TL;DR
- Apple removed China’s two biggest gay dating apps — Blued and Finka — after a government order.
- LGBTQ people in China fear rising censorship and loss of essential community spaces.
- Android users can still download the apps from official sites; iOS users cannot.
- Scholars say the removals signal a harsher state attitude toward queer visibility.
- China has narrowed LGBTQ rights and public space despite growing public support.

APPLE YANKS CHINA’S BIGGEST GAY DATING APPS — AND QUEER CHINESE SAY THEY SAW IT COMING
Apple just pulled a gut punch on queer people in China — and it wasn’t even their call. At the direction of the Cyberspace Administration of China, two of the country’s biggest gay dating apps, Blued and Finka, vanished from Apple’s Chinese App Store overnight. One minute they were there; the next, poof — gone like they never existed.
For LGBTQ folks in China who already navigate an increasingly suffocating crackdown, the sudden disappearance wasn’t just an inconvenience. It was a warning flare.
Apple, ever diplomatic, confirmed the removal was “based on an order” from China’s cyberspace regulator. No explanation. No context. No transparency. Just a reminder of who really calls the shots when tech meets authoritarianism.
Android users can still download the apps directly from official websites — for now. But on iPhones, the storefront door is locked tight.
And that’s a big deal. Blued alone boasts 56 million registered users. In a country where LGBTQ groups are shuttered, Pride events are threatened, and queer representation gets digitally scrubbed, these apps are more than a place to flirt — they’re a lifeline.
“A FROG IN WARM WATER”
Across Chinese social platforms, the reactions were fast and fearful.
“We’re like a frog being boiled in warm water,” one user posted — a metaphor that hits uncomfortably close. The temperature has been rising for years: Pride events curtailed, advocacy groups shut down, textbooks edited to describe homosexuality as a disorder, queerness censored from TV and film.
Each step is small enough to deny. Together, they form a pattern no one can ignore.
Removing the country’s most popular queer apps? That’s not subtle anymore.
LGBTQ COMMUNITY CUT OFF FROM EACH OTHER
Digital culture expert Sam Chan didn’t sugarcoat it: these apps are “crucial” for queer men in China to find community, belonging, and connection.

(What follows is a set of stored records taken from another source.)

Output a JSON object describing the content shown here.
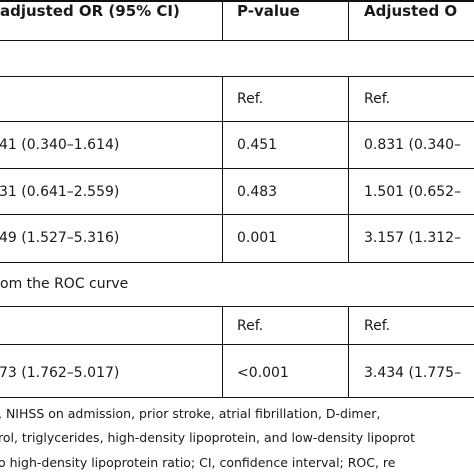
{
  "header": {
    "col1": "adjusted OR (95% CI)",
    "col2": "P-value",
    "col3": "Adjusted O"
  },
  "rows": [
    {
      "c1": "",
      "c2": "Ref.",
      "c3": "Ref."
    },
    {
      "c1": "41 (0.340–1.614)",
      "c2": "0.451",
      "c3": "0.831 (0.340–"
    },
    {
      "c1": "31 (0.641–2.559)",
      "c2": "0.483",
      "c3": "1.501 (0.652–"
    },
    {
      "c1": "49 (1.527–5.316)",
      "c2": "0.001",
      "c3": "3.157 (1.312–"
    }
  ],
  "section_label": "om the ROC curve",
  "rows2": [
    {
      "c1": "",
      "c2": "Ref.",
      "c3": "Ref."
    },
    {
      "c1": "73 (1.762–5.017)",
      "c2": "<0.001",
      "c3": "3.434 (1.775–"
    }
  ],
  "footnote": [
    ", NIHSS on admission, prior stroke, atrial fibrillation, D-dimer,",
    "rol, triglycerides, high-density lipoprotein, and low-density lipoprot",
    "o high-density lipoprotein ratio; CI, confidence interval; ROC, re"
  ]
}
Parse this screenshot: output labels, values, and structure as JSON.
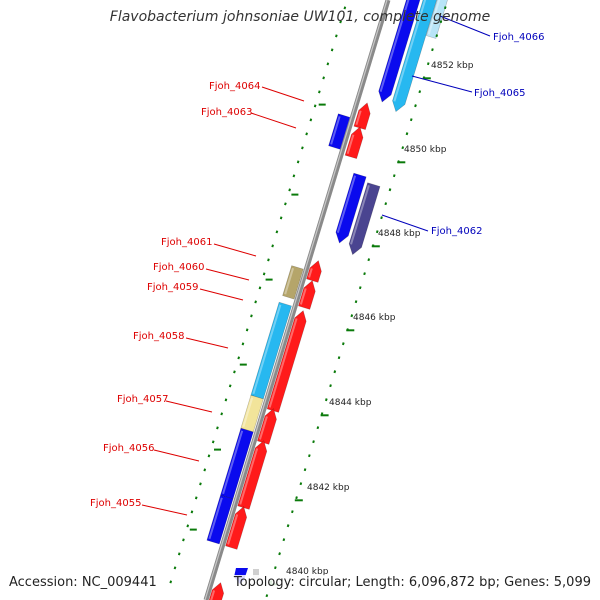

In a conservative society where many can’t be openly LGBTQ with family, work colleagues, or even friends, online spaces are often the only spaces.
Taking them away — or making them harder to access — isn’t just censorship. It’s isolation.
Chan says the move signals “a less tolerant stance by the state,” adding that many gay men saw apps like Blued and Finka as symbols of hope — proof that visibility was growing and acceptance might follow.
“Now, with these apps gone, that hope has been significantly diminished,” he said.
CHINA’S LGBTQ RIGHTS: ONE STEP FORWARD, FIVE STEPS BACK
China decriminalized homosexuality in 1997 and removed it from the list of mental illnesses in 2001. But legal protections? Zero. Same-sex marriage? Still banned. Censorship of LGBTQ themes? Bigger than ever.
Just this fall, a movie featuring a same-sex wedding had one groom digitally transformed into a woman for Chinese audiences — a sci-fi-level erasure, but one China’s censors were happy to approve.
Meanwhile, public opinion is actually shifting toward support. Surveys show younger generations in particular are increasingly LGBTQ-affirming. But the government? Moving in the opposite direction.
THE LGBTQ IMPACT: WHEN APPS DISAPPEAR, SO DO SAFE SPACES
For many queer Chinese people, Blued and Finka were the closest thing to a public square — or even a family. Losing access means losing community, privacy, dating, safety, and visibility all at once.
What’s left is fear: fear of scrutiny, of punishment, of censorship so normalized that secrecy becomes the norm.
And secrecy is exactly where queer people are most vulnerable.
THE BOTTOM LINE
Apple says it follows the laws where it operates. But when those laws silence an already marginalized community, tech companies are no longer neutral players — they’re conduits of repression.
China’s LGBTQ population didn’t just lose two apps. They lost a piece of freedom, visibility, and connection that’s harder and harder to find.
And the message is unmistakable: in 2025, being queer in China isn’t illegal. It’s simply being erased.